Aside from giving the average consumer new abilities, wearables would also make medical check-ups and appointments more efficient. Since they can seamlessly monitor and track real health metrics, wearables could reduce the number of lab tests and procedures we need to do at the doctor’s to find out exactly what is going on. This means less time testing theories and a faster diagnosis cycle.

Today, many medical facilities and workers find themselves overwhelmed and burned out. As a result, we run into scenarios where sick people have to wait an inordinate amount of time to see a specialist. This is unacceptable. By expediting numerous processes, wearables can drastically reduce this wait time so we get answers and an action plan faster.

On a grand scale, this will impact healthcare systems around the world in profound ways. Imagine having a “Check Engine” light for your body. It would empower each of us to take our health into our own hands more.

With data and artificial intelligence, wearables can hone in on specific problems and remove the guesswork from the equation. And in healthcare, getting to the root of a problem efficiently and effectively is everything.

It’s Already Happening Before Our Eyes

But enough about the future—the best thing about the potential of wearables is that it’s already being realized right now. At this year’s Consumer Electronics Show in Las Vegas, developers showcased their best efforts at adapting wearables to focus on healthcare.

Under Armour is partnering with an array of companies (Samsung, HOVR, JBL) to transform the running experience with its MapMyRun app. The collaboration lets runners see important details about their posture and weight distribution so they can not only improve their performance but prevent long-term health issues that come with incorrect running.
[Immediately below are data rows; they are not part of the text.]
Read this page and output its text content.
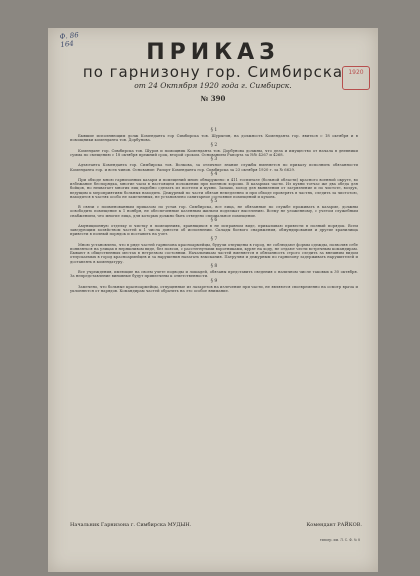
Ф. 86
164
1920
ПРИКАЗ
по гарнизону гор. Симбирска
от 24 Октября 1920 года г. Симбирск.
№ 390
§ 1

Бывшие исполняющим долж Коменданта гор Симбирска тов. Шурыгин, на должность Коменданта гор. явиться с 18 октября и в помощники коменданта тов. Дорбунова.

§ 2

Комендант гор. Симбирска тов. Шуров и помощник Коменданта тов. Дорбунова должны, что дела и имущество от начала в дневники сумма по смещению с 18 октября прежний срок, второй сроком. Основанием Рапорта за №№ 4267 и 4268.

§ 3

Адъютанта Коменданта гор. Симбирска тов. Волкова, за отличное знание службы вменяется по приказу исполнить обязанности Коменданта гор. и всех чинов. Основание: Рапорт Коменданта гор. Симбирска за 23 октября 1920 г. за № 6629.

§ 4

При обходе мною гарнизонных казарм и помещений мною обнаружено: в 411 госпитале (больной области) красного военной округе, во избежание беспорядка, многие часы в настоящем положении при военном хорошо. В казармах части. Из кухни тотчас же два обеда для бойцов, но нехватает многих лиц надобно сделать из постели и кухни. Запахи, холод для выявления от загрязнение и по чистоте, воздух, ведущим к мероприятиям больных находить. Дежурный по части обязан немедленно и при обходе проверять в частях, следить за чистотою, находится в частях особо не замеченных, не установлено санитарное состояние помещений и кухонь.

§ 5

В связи с поименованным приказом по устав гор. Симбирска, все лица, не обязанные по службе проживать в казарме, должны освободить помещение к 1 ноября, не обеспеченные казенным жильем подлежат выселению. Всему не уложенному, с учетом служебным снабжением, что многие лица, для которых должно быть отведено специальное помещение.

§ 6

Амуниционную отделку и чистку в помещениях, хранящихся в не исправном виде, приказываю привести в полный порядок. Всем заведующим хозяйством частей к 1 числа донести об исполнении. Склады боевого снаряжения, обмундирования и другие хранилища привести в полный порядок и поставить на учет.

§ 7

Мною установлено, что в ряде частей гарнизона красноармейцы, будучи отпущены в город, не соблюдают формы одежды, позволяя себе появляться на улицах в неряшливом виде, без поясов, с расстегнутыми воротниками, курят на ходу, не отдают чести встречным командирам. Бывают в общественных местах в нетрезвом состоянии. Начальникам частей вменяется в обязанность строго следить за внешним видом отпускаемых в город красноармейцев и за нарушения налагать взыскания. Патрулям и дежурным по гарнизону задерживать нарушителей и доставлять в комендатуру.

§ 8

Все учреждения, имеющие на своем учете подводы и лошадей, обязаны представить сведения о наличном числе таковых к 30 октября. За непредставление виновные будут привлечены к ответственности.

§ 9

Замечено, что больные красноармейцы, отпущенные из лазаретов на излечение при части, не являются своевременно на осмотр врача и уклоняются от нарядов. Командирам частей обратить на это особое внимание.

Начальник Гарнизона г. Симбирска МУДЫН.	Комендант РАЙКОВ.
типогр. им. Л. С. Ф. № 8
Welt used CES to debut its smart belt for business professionals. The belt is capable of tracking overeating, activity, and waist size; it can even nudge people out of their chairs if they’ve been sitting for too long or alert them that too many calories have been consumed.

The CES showroom floor was filled with examples like the above ones. And more than anything else, it’s a sign of the times—it’s inevitable that wearables will revolutionize healthcare.

Making the power of relevant health data accessible to all will transform the way we view our health much in the same way that Apple transformed the mobile phone market. And as in that example, once we see what’s possible, we’ll never be able to look back.